Introduction While spatial analysis has identified immune features predicting immunotherapy response in solid tumors, spatial information remains unexplored in hematologic malignancies. Previous studies of the tumor microenvironment in blood cancer have relied on bone marrow (BM) aspirates, which lack spatial architecture. Our recent work developing spatial methods for BM biopsies demonstrated that spatial organization associated with chimeric antigen receptor (CAR) T cell therapy outcomes in patients with relapsed/refractory multiple myeloma (RRMM). However, the role of BM spatial immune features in patients with smoldering multiple myeloma (SMM) treated with checkpoint inhibitors remains unknown.

Methods We analyzed 15 BM trephine biopsies from high-risk SMM patients enrolled in a phase II trial of nivolumab combined with lenalidomide and dexamethasone (NCT02903381). The primary outcome was progression-free survival (PFS) at 2 years. Patients received nivolumab, lenalidomide, and dexamethasone for 12 months total. Biopsies were collected pre- and post-induction therapy (7 pre-treatment; 8 post-treatment). We assessed spatially orchestrated cellular niches using imaging mass cytometry (IMC) with a 32-antibody immune panel (Hyperion, Standard BioTools). Cells were segmented and annotated based on marker expression. Cellular neighborhoods (CNs), defined as the microenvironment within a 10-μm radius, were identified using clustering algorithms.

Results Clinical Outcomes: Eight high-risk SMM patients (median age 60 years, 62% male) were enrolled with median follow-up of 38.7 months. The combination was well-tolerated with no grade 4-5 toxicities; the most common adverse events were fatigue and neutropenia (75% each). Seven patients achieved minimal response or better, with 5 achieving very good partial response or better. Four patients eventually progressed, with a median duration of response of 908 days. At 2 years, 4 of 8 patients (50%) remained progression-free, with median PFS of 33.8 months and overall survival (OS) not reached.

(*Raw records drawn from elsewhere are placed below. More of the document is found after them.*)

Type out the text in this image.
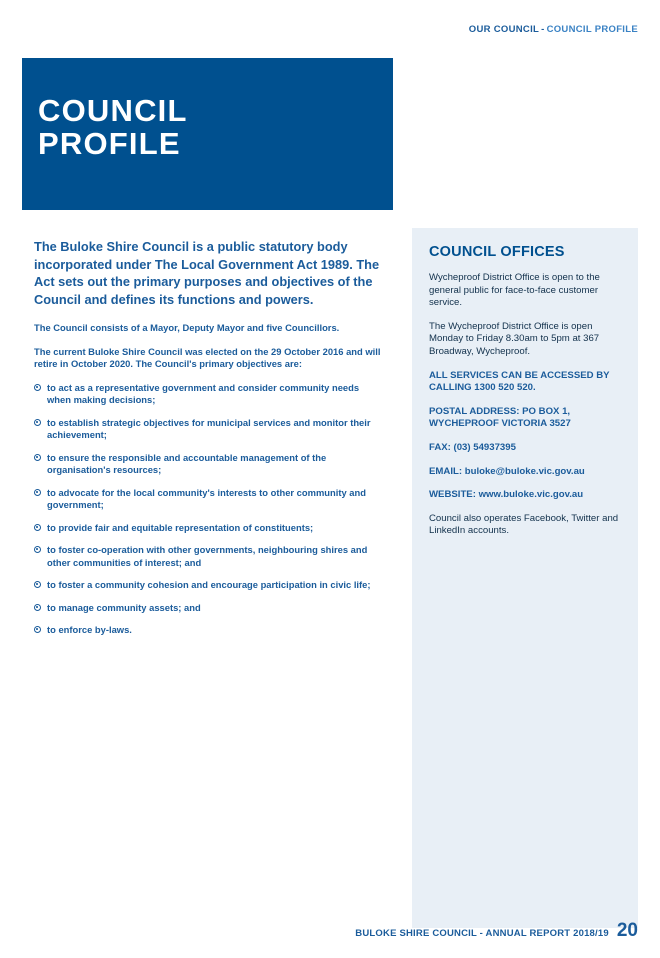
OUR COUNCIL - COUNCIL PROFILE
COUNCIL
PROFILE

The Buloke Shire Council is a public statutory body incorporated under The Local Government Act 1989. The Act sets out the primary purposes and objectives of the Council and defines its functions and powers.

The Council consists of a Mayor, Deputy Mayor and five Councillors.

The current Buloke Shire Council was elected on the 29 October 2016 and will retire in October 2020. The Council's primary objectives are:

to act as a representative government and consider community needs when making decisions;
to establish strategic objectives for municipal services and monitor their achievement;
to ensure the responsible and accountable management of the organisation's resources;
to advocate for the local community's interests to other community and government;
to provide fair and equitable representation of constituents;
to foster co-operation with other governments, neighbouring shires and other communities of interest; and
to foster a community cohesion and encourage participation in civic life;
to manage community assets; and
to enforce by-laws.
COUNCIL OFFICES

Wycheproof District Office is open to the general public for face-to-face customer service.

The Wycheproof District Office is open Monday to Friday 8.30am to 5pm at 367 Broadway, Wycheproof.

ALL SERVICES CAN BE ACCESSED BY CALLING 1300 520 520.

POSTAL ADDRESS: PO BOX 1, WYCHEPROOF VICTORIA 3527

FAX: (03) 54937395

EMAIL: buloke@buloke.vic.gov.au

WEBSITE: www.buloke.vic.gov.au

Council also operates Facebook, Twitter and LinkedIn accounts.

BULOKE SHIRE COUNCIL - ANNUAL REPORT 2018/19 20
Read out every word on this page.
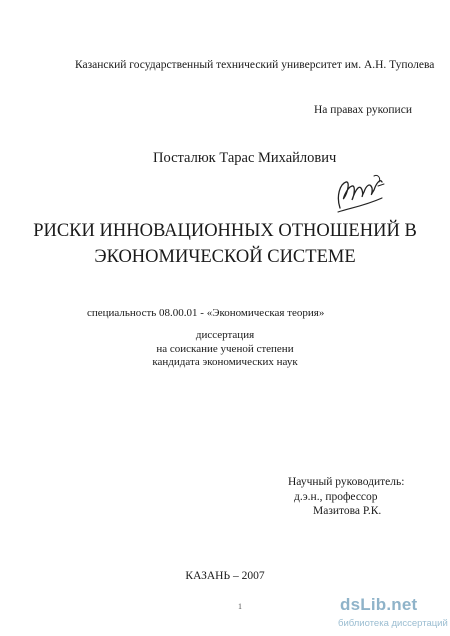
Казанский государственный технический университет им. А.Н. Туполева
На правах рукописи
Посталюк Тарас Михайлович
РИСКИ ИННОВАЦИОННЫХ ОТНОШЕНИЙ В
ЭКОНОМИЧЕСКОЙ СИСТЕМЕ
специальность 08.00.01 - «Экономическая теория»
диссертация
на соискание ученой степени
кандидата экономических наук
Научный руководитель:
д.э.н., профессор
Мазитова Р.К.
КАЗАНЬ – 2007
1	dsLib.net
библиотека диссертаций
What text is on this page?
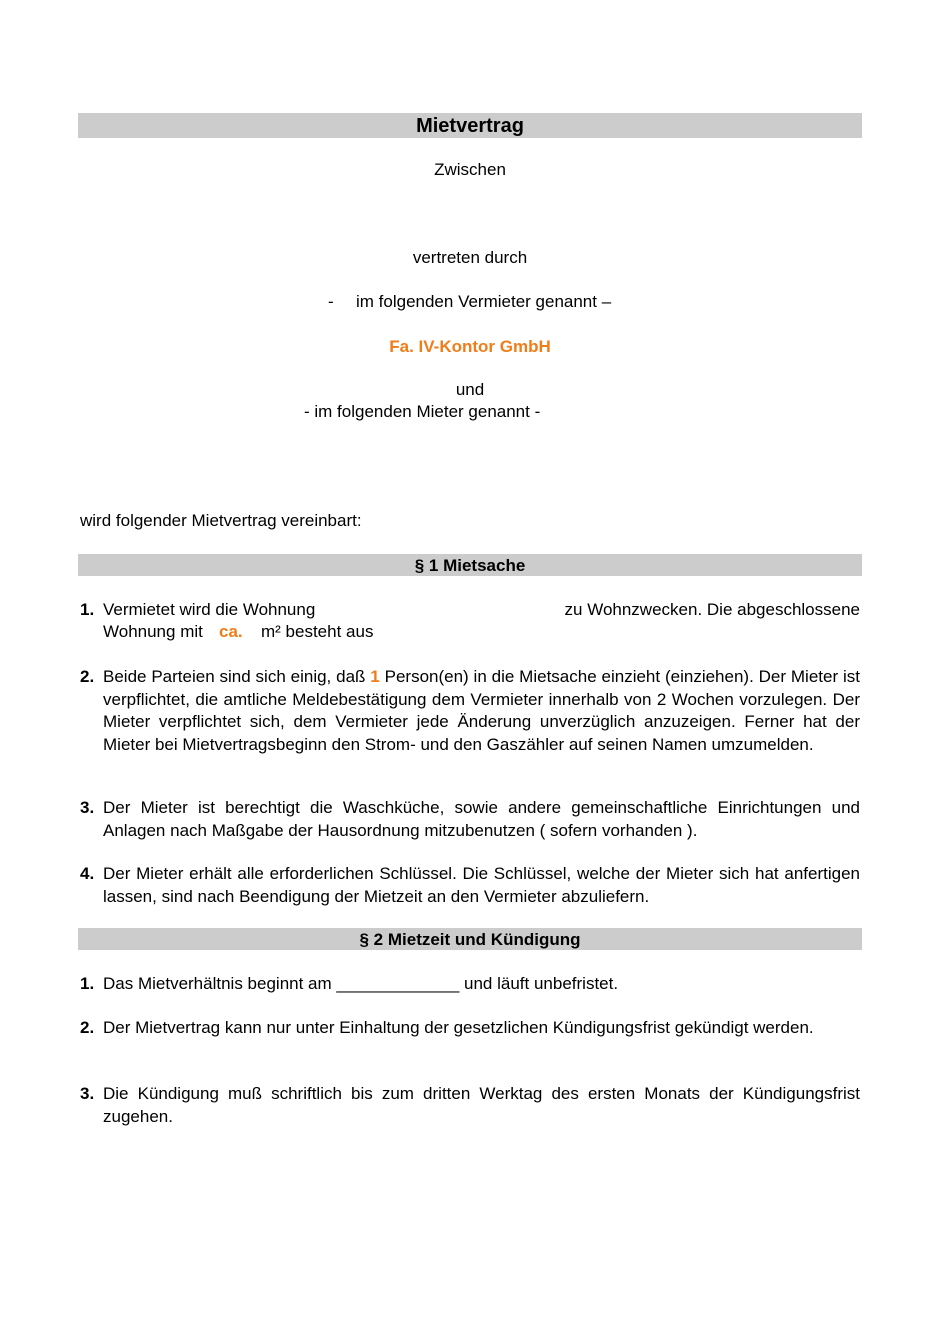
Mietvertrag
Zwischen
vertreten durch
- im folgenden Vermieter genannt –
Fa. IV-Kontor GmbH
und
- im folgenden Mieter genannt -
wird folgender Mietvertrag vereinbart:
§ 1 Mietsache
1. Vermietet wird die Wohnung	zu Wohnzwecken. Die abgeschlossene
Wohnung mit ca. m² besteht aus
2. Beide Parteien sind sich einig, daß 1 Person(en) in die Mietsache einzieht (einziehen). Der Mieter ist verpflichtet, die amtliche Meldebestätigung dem Vermieter innerhalb von 2 Wochen vorzulegen. Der Mieter verpflichtet sich, dem Vermieter jede Änderung unverzüglich anzuzeigen. Ferner hat der Mieter bei Mietvertragsbeginn den Strom- und den Gaszähler auf seinen Namen umzumelden.
3. Der Mieter ist berechtigt die Waschküche, sowie andere gemeinschaftliche Einrichtungen und Anlagen nach Maßgabe der Hausordnung mitzubenutzen ( sofern vorhanden ).
4. Der Mieter erhält alle erforderlichen Schlüssel. Die Schlüssel, welche der Mieter sich hat anfertigen lassen, sind nach Beendigung der Mietzeit an den Vermieter abzuliefern.
§ 2 Mietzeit und Kündigung
1. Das Mietverhältnis beginnt am _____________ und läuft unbefristet.
2. Der Mietvertrag kann nur unter Einhaltung der gesetzlichen Kündigungsfrist gekündigt werden.
3. Die Kündigung muß schriftlich bis zum dritten Werktag des ersten Monats der Kündigungsfrist zugehen.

Cellular Composition Analysis: We detected 70,390 single cells across all samples representing 27 cell subtypes, including plasma cells, regulatory T cells (Treg), exhausted CD8 T cells, and M1/M2-like macrophages. IMC-measured plasma cell infiltration strongly correlated with pathologists' reports (r=0.92, p<0.01). Pre- and post-treatment comparison revealed decreased plasma cell proportion (p=0.016), increased monocyte proportion (p=0.016), and elevated M2-like macrophages among total macrophages (p=0.016). Baseline exhausted CD8 T cell proportion positively correlated with treatment duration (r=0.78, p=0.039), while longer responders showed higher post-treatment M2-like macrophage proportions (p=0.03). These findings suggest that optimal treatment response requires pre-existing inflammatory conditions characterized by elevated exhausted CD8 T cells at baseline, followed by adequate tissue repair responses corresponding to treatment-induced immune activation.

Spatial Analysis: Spatial clustering identified 13 distinct CNs with varying compositions. Only the CN3 proportion showed significant positive correlation with treatment duration (r=0.792, p=0.034). CN3 was enriched with M1-like macrophages, plasma cells, and Tregs, and depleted of progenitor cells, dendritic cells, and intermediate monocytes (adjusted p<0.001). Within CN3, M1-like macrophages were significantly more proximate to exhausted CD8 T cells within 10μm compared to other CNs, while classical monocytes and M1-like macrophages showed reduced proximity (adjusted p<0.001). CN3 demonstrates strategic positioning of immune cells with controlled spacing between inflammatory populations, providing spatial evidence of a “regulated inflammatory state.” Our findings indicate that spatial orchestration of immune cells serves as a critical biomarker of therapeutic response in checkpoint inhibitor therapy.

Conclusions Our findings suggest that baseline spatial organization, particularly the CN3 neighborhood characterized by strategic positioning of M1-like macrophages and exhausted CD8 T cells, may be associated with treatment duration. While limited by sample size, these preliminary results suggest that spatial analysis of BM biopsies could provide novel insights into immune dynamics in multiple myeloma and may inform future therapeutic strategies in this patient population.